Insubordinations are creative and innovative double negations. They occur when an existing negative condition, the state of being “sub” or “under” a given order and thereby having an inferior rank, is countered by negating this very subjection. In our current late-capitalist predicament, such a reversal acquires a more complex meaning. The ordering authority is in fact no longer simply in crisis and exposed to resistance but profoundly disordered in its own operative structure. Today, powers traditionally devoted to regulation perpetuate and reinforce their effectiveness by continuously deregulating themselves. Orders become more and more oppressive precisely as they unveil the inconsistency on which they rest. As Pier Paolo Pasolini presciently put it almost fifty years ago, by now, “nothing is more anarchic than power.” In this desolate scenario, actual insubordination cannot but arise as the tentative search for a new kind of order. Its long-term and admittedly ambitious mission is the establishment of a society without subordinates, called “communism.” Its first and more realistic task is a taxonomic critique of an Order that resolves itself into myriad conflicting, yet no less tyrannical, suborders.

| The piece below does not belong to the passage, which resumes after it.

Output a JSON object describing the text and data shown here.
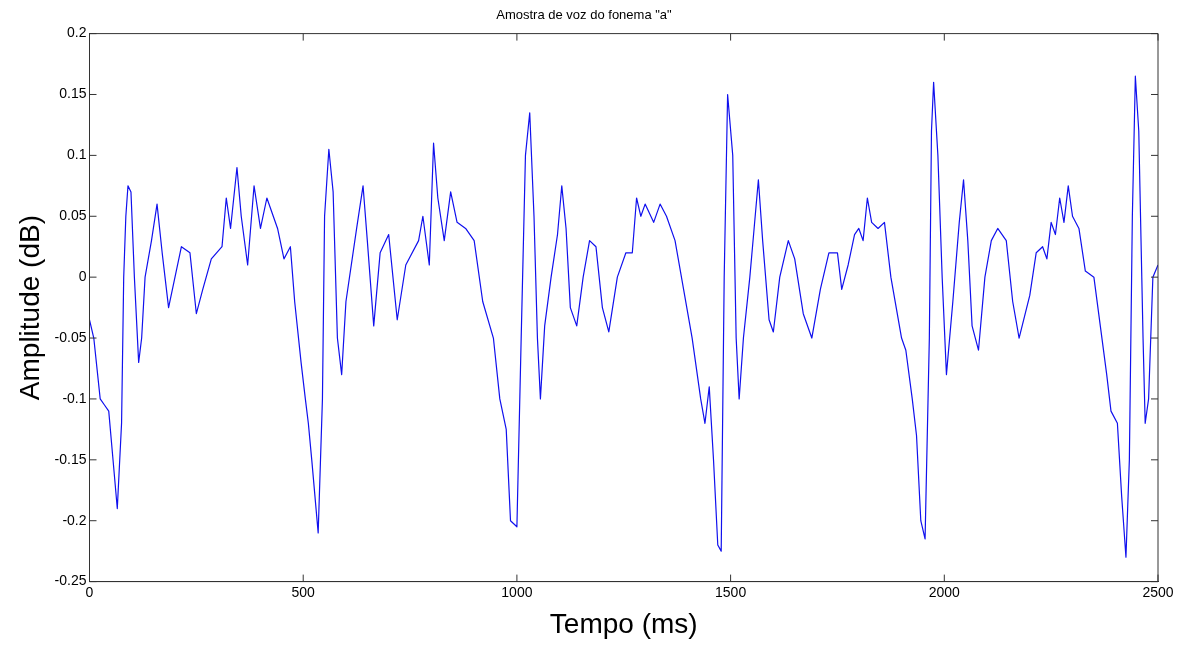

The present series aims to dissect the contemporary variant of the double negation involved in insubordination through the privileged prism of Italian radical thought. Starting in the late 1970s, Italy emerged as a laboratory for test-piloting the administration of the state of exception we are now living on a planetary level, both geopolitically and in our everyday lives. A brutal repression put an abrupt end to an intense season of social and political emancipations. But the theoretical elaboration of that defeat, which should not be confused with a grieving process, has managed to promote Italian radical thought to the center of a series of international debates that endeavor to define a new function and field of revolutionary politics. The series moves from the assumption that while so-called Italian Theory remains a vague and awkward category and attempts at hegemonizing it run the risk of resurrecting the idea of a national philosophy, it is beyond doubt that a growing number of left-wing Italian authors have, for good reasons, become very popular worldwide.

Drawing on philosophy, political theory, psychoanalysis, architecture, art history, anthropology, sociology, economics, and other fields, this interdisciplinary series intends to both further investigate consolidated Italian theories of emancipation and introduce authors (both present and past) who still remain largely unknown among Anglophone readers. Insubordinations: Italian Radical Thought will also foster original critical readings that pinpoint the tensions inherent to the oeuvre of prominent progressive thinkers and develop novel dialogues with various strands of post-World War II militant thought (such as heterodox Marxism, biopolitical theory, feminism of difference, social psychoanalysis, anti-psychiatry, and theories of Fascism). The series will also translate works by seminal earlier Italian authors who may be regarded as “forerunners” or critics avant la lettre of current trends in Italian radical thought.

It is my hope that, by delving into the titles of this series, readers will be able to appreciate the disciplined indiscipline they all share.